Le bateau d'Anna a déposé un groupe d'entre nous sur la rive sud de Sitojaure. Alors qu'elle nous saluait et repartait en trombe sur le lac, un Allemand d'âge moyen qui avait entendu notre plan me dit gentiment qu'il n'était pas bon et me suggéra de faire quelque chose de plus facile. Curieusement, c'est quelque chose qui m'est arrivé plusieurs fois au fil des ans. Parce que nos hivers sont relativement doux au Royaume-Uni et que même nos plus hautes montagnes sont de petites montagnes selon les normes continentales, les Européens peuvent parfois se montrer un peu protecteurs à l'égard des Britanniques. On a tendance à se sentir traité avec condescendance (d'autant plus qu'être traité avec condescendance est une sensation inhabituelle pour un homme de 40 ans), mais je ne pense pas que cela ait jamais été voulu de cette manière.

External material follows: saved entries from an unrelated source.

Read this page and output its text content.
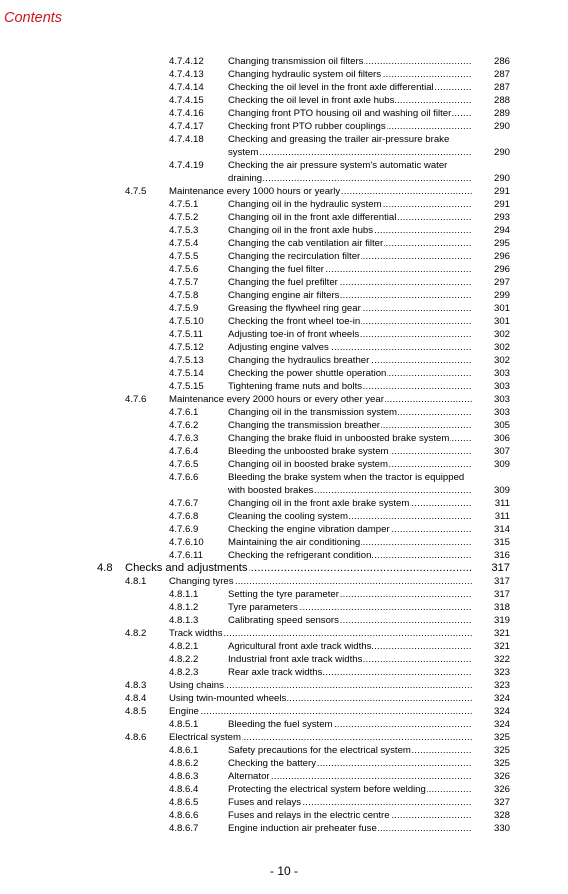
Contents
4.7.4.12	Changing transmission oil filters .....	286
4.7.4.13	Changing hydraulic system oil filters .....	287
4.7.4.14	Checking the oil level in the front axle differential .....	287
4.7.4.15	Checking the oil level in front axle hubs .....	288
4.7.4.16	Changing front PTO housing oil and washing oil filter .....	289
4.7.4.17	Checking front PTO rubber couplings .....	290
4.7.4.18	Checking and greasing the trailer air-pressure brake
system .....	290
4.7.4.19	Checking the air pressure system's automatic water
draining .....	290
4.7.5 Maintenance every 1000 hours or yearly .....	291
4.7.5.1	Changing oil in the hydraulic system .....	291
4.7.5.2	Changing oil in the front axle differential .....	293
4.7.5.3	Changing oil in the front axle hubs .....	294
4.7.5.4	Changing the cab ventilation air filter .....	295
4.7.5.5	Changing the recirculation filter .....	296
4.7.5.6	Changing the fuel filter .....	296
4.7.5.7	Changing the fuel prefilter .....	297
4.7.5.8	Changing engine air filters .....	299
4.7.5.9	Greasing the flywheel ring gear .....	301
4.7.5.10	Checking the front wheel toe-in .....	301
4.7.5.11	Adjusting toe-in of front wheels .....	302
4.7.5.12	Adjusting engine valves .....	302
4.7.5.13	Changing the hydraulics breather .....	302
4.7.5.14	Checking the power shuttle operation .....	303
4.7.5.15	Tightening frame nuts and bolts .....	303
4.7.6 Maintenance every 2000 hours or every other year .....	303
4.7.6.1	Changing oil in the transmission system .....	303
4.7.6.2	Changing the transmission breather .....	305
4.7.6.3	Changing the brake fluid in unboosted brake system .....	306
4.7.6.4	Bleeding the unboosted brake system .....	307
4.7.6.5	Changing oil in boosted brake system .....	309
4.7.6.6	Bleeding the brake system when the tractor is equipped
with boosted brakes .....	309
4.7.6.7	Changing oil in the front axle brake system .....	311
4.7.6.8	Cleaning the cooling system .....	311
4.7.6.9	Checking the engine vibration damper .....	314
4.7.6.10	Maintaining the air conditioning .....	315
4.7.6.11	Checking the refrigerant condition .....	316
4.8 Checks and adjustments .....	317
4.8.1 Changing tyres .....	317
4.8.1.1	Setting the tyre parameter .....	317
4.8.1.2	Tyre parameters .....	318
4.8.1.3	Calibrating speed sensors .....	319
4.8.2 Track widths .....	321
4.8.2.1	Agricultural front axle track widths .....	321
4.8.2.2	Industrial front axle track widths .....	322
4.8.2.3	Rear axle track widths .....	323
4.8.3 Using chains .....	323
4.8.4 Using twin-mounted wheels .....	324
4.8.5 Engine .....	324
4.8.5.1	Bleeding the fuel system .....	324
4.8.6 Electrical system .....	325
4.8.6.1	Safety precautions for the electrical system .....	325
4.8.6.2	Checking the battery .....	325
4.8.6.3	Alternator .....	326
4.8.6.4	Protecting the electrical system before welding .....	326
4.8.6.5	Fuses and relays .....	327
4.8.6.6	Fuses and relays in the electric centre .....	328
4.8.6.7	Engine induction air preheater fuse .....	330
- 10 -
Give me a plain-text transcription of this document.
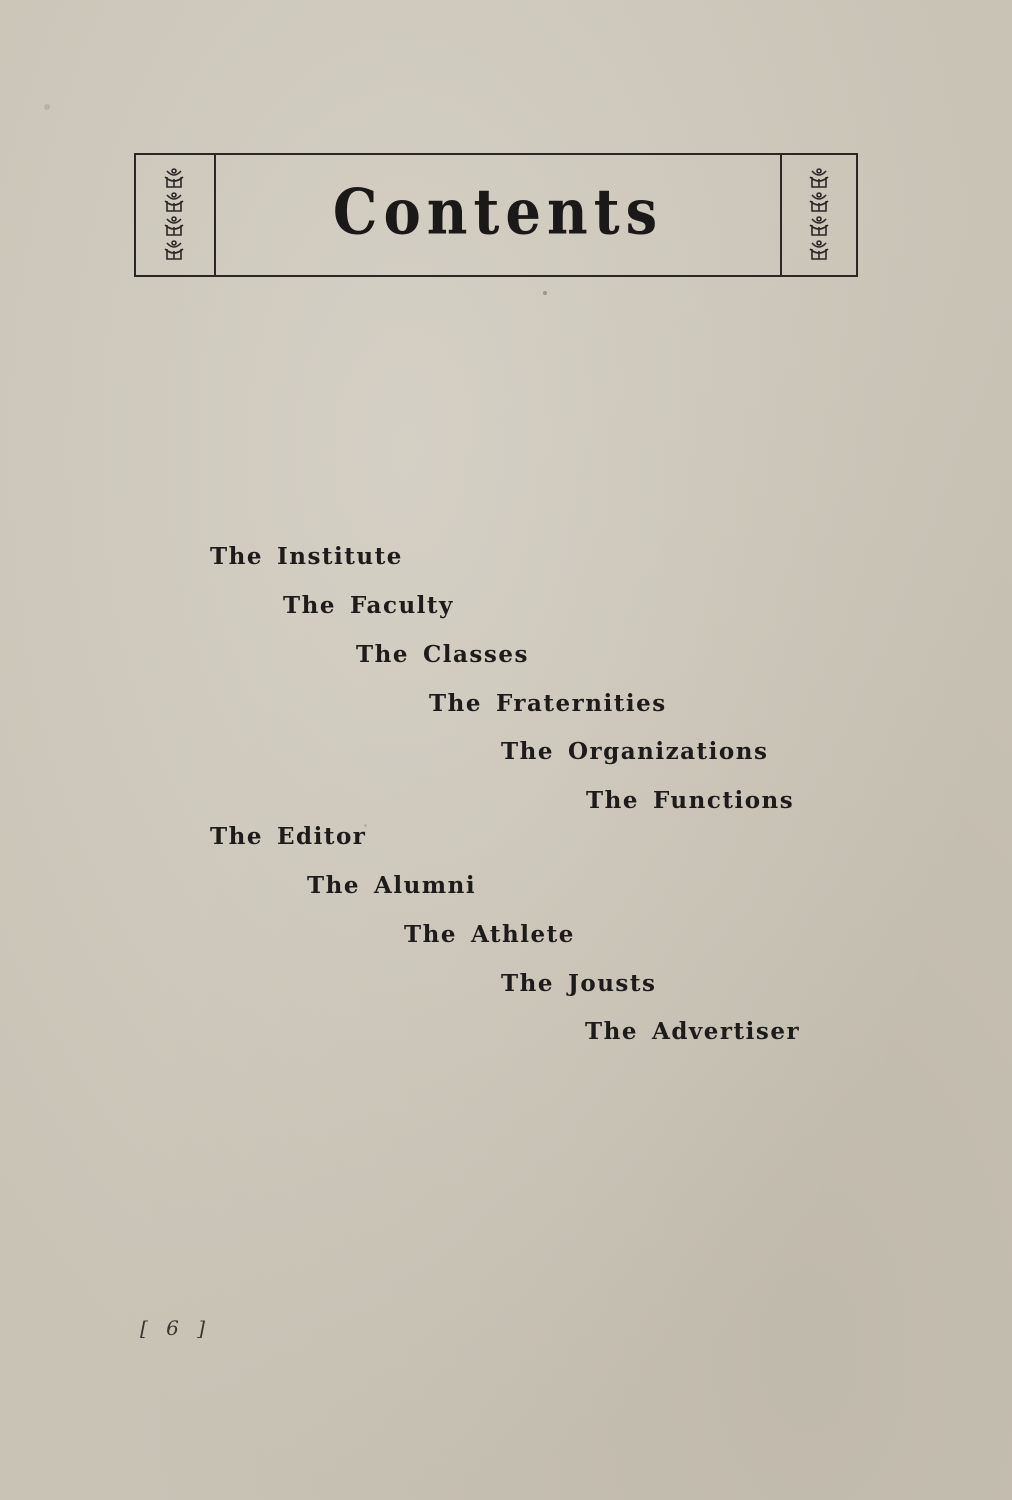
Contents
The Institute
The Faculty
The Classes
The Fraternities
The Organizations
The Functions
The Editor
The Alumni
The Athlete
The Jousts
The Advertiser
[ 6 ]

Face à cette préoccupation raisonnable pour la sécurité d'un étranger, je dirais que l'évaluation des risques sans se laisser entraîner trop loin par la peur ou la bravade est au cœur de la plupart des bonnes aventures. Il y a un énorme plaisir à faire des choses difficiles, et vous devez essayer de décider non seulement comment votre propre expérience et votre force peuvent s'opposer aux dangers possibles, mais aussi si - pour vous - le risque vaut la récompense. Et comme l'a dit un jour Roald Amundsen, vous devez faire tout cela en étant conscient du fait qu'"aucun homme ne peut appréhender toutes les possibilités de l'avenir".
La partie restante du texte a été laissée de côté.